The 33 logos provoke a right question, a wrong question and a banal question. The question „Tell me, what you belong to and I´ll tell you who you are“ is taken up in the card game. The card game plays a key role here, as it were. It suggests an interference, a contamination and a fluctuation of powers, ideologies and interests. One way of putting it might be that with the world in flux the cards are shuffled and dealt anew. But appearances are misleading. Reading your fortune from the cards in the sense of what anybody would tolerate brings to mind Gabi Delgado´s „Ein bißchen Krieg, ein bißchen Frieden“ („A bit of war, a bit of peace“) a DAF (the acronym stands for German-American Friendship) song which topped the charts back in the early 1980s. Jochem Hendricks´ „World Map“ does not invite us to join in some adventure or whet our appetites for travel. If you do not know where you belong you fall between two stools.

„On a dark afternoon in March“, writes Reinhard Lettau, „in Erfurt we saw a convoy of US cars on the exit road for Gotha; they were painted olive green and with large foreign number plates and were driving past in the direction of Hochheim. Behind the steamed-up windows the people in them were smiling to the outside world while driving past and waving, although there was no one to be seen.“ (Zur Frage der Himmelsrichtungen, Munich, 1988, p. 72.)

It is perhaps worth mentioning here that Jochem Hendricks is fundamentally interested in areas of perception: having said which, he is more interested in the irony of feedback than in the object perceived.
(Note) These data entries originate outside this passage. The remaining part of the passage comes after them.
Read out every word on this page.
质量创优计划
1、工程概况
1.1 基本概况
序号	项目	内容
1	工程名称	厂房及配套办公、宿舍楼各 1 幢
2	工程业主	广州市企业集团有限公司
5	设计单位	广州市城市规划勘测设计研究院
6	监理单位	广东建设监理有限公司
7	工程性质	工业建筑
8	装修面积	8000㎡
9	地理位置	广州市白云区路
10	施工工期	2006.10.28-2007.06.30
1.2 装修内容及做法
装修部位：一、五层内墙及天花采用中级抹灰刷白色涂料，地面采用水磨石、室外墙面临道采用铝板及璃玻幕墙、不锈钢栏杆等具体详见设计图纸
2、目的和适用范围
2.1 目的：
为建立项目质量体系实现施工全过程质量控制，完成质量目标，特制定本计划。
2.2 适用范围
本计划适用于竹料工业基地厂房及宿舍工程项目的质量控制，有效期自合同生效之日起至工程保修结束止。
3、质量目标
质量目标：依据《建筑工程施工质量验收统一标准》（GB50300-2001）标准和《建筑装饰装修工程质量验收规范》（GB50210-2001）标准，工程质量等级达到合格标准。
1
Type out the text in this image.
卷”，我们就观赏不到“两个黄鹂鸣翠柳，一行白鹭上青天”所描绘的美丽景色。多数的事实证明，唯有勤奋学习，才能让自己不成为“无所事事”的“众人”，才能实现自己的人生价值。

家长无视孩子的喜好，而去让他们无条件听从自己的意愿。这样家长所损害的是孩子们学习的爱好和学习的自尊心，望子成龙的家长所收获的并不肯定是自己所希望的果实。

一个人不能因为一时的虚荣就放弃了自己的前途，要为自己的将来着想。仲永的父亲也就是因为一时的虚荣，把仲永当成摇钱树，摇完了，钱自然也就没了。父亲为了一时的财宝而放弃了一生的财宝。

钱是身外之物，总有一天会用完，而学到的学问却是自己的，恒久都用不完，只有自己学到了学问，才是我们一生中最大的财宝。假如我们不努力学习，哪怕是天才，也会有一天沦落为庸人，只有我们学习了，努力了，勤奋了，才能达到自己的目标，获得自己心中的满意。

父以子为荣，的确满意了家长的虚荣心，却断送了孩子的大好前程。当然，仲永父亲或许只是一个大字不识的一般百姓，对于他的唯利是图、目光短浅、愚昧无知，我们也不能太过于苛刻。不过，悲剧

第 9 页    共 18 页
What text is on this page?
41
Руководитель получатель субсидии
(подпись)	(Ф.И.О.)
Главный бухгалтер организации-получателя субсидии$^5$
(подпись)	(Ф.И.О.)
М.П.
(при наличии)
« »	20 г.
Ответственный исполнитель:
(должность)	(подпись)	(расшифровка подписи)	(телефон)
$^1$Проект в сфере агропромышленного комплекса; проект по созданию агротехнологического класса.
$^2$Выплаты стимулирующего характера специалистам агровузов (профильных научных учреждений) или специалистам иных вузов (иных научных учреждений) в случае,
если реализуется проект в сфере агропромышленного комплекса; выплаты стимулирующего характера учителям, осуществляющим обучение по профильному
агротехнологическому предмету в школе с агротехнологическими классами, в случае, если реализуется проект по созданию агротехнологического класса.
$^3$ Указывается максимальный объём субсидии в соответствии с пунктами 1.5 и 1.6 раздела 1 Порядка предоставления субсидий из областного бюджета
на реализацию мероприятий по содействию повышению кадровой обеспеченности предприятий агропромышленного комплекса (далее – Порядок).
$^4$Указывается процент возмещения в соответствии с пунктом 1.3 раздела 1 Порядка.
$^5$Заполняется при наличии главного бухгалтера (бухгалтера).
The physiology of the act of perception is overtaxed when, for example, he uses the most modern of technical aids to produce drawings solely following the movements of his eyes (1991-92). In 1989 he recreated the genetic structure of DANN molecule in monumental loops using Baroque angels, thus rendering the popularization of this insight into human life in a trivialized form which inexorably focuses on the surface – highlighting before our very eyes the gap between information and knowledge to be an almost unbridgeable abyss.

In 1991 – 92 he used ping-pong balls to construct precise macro models of the structure of viruses such as cancer, influenza, alfalfa dwarf disease, AIDS, yellow fever, polio and herpes. The ping-pong balls allude, among other things, to the medical expression „the ping-pong effect“, which refers to the spread of a virus from one human being to another. The cold dull aesthetics of the models, which hang suspended from the ceiling, is in violent contrast to the „malignancy“ of the viruses; the precision of the constructions to a certain extent with their surefire ability to infect. You are reminded of an astrophysicist who uses sober and often everyday terms to make our universe understandable, a universe in which, in fact „all hell has broken loose“.

Jochem Hendricks´ icy intelligence turn the words right around in our mouths, making us aware that we are at a loss for words when confronted with the changes which essentially occur in the world of microprocessors.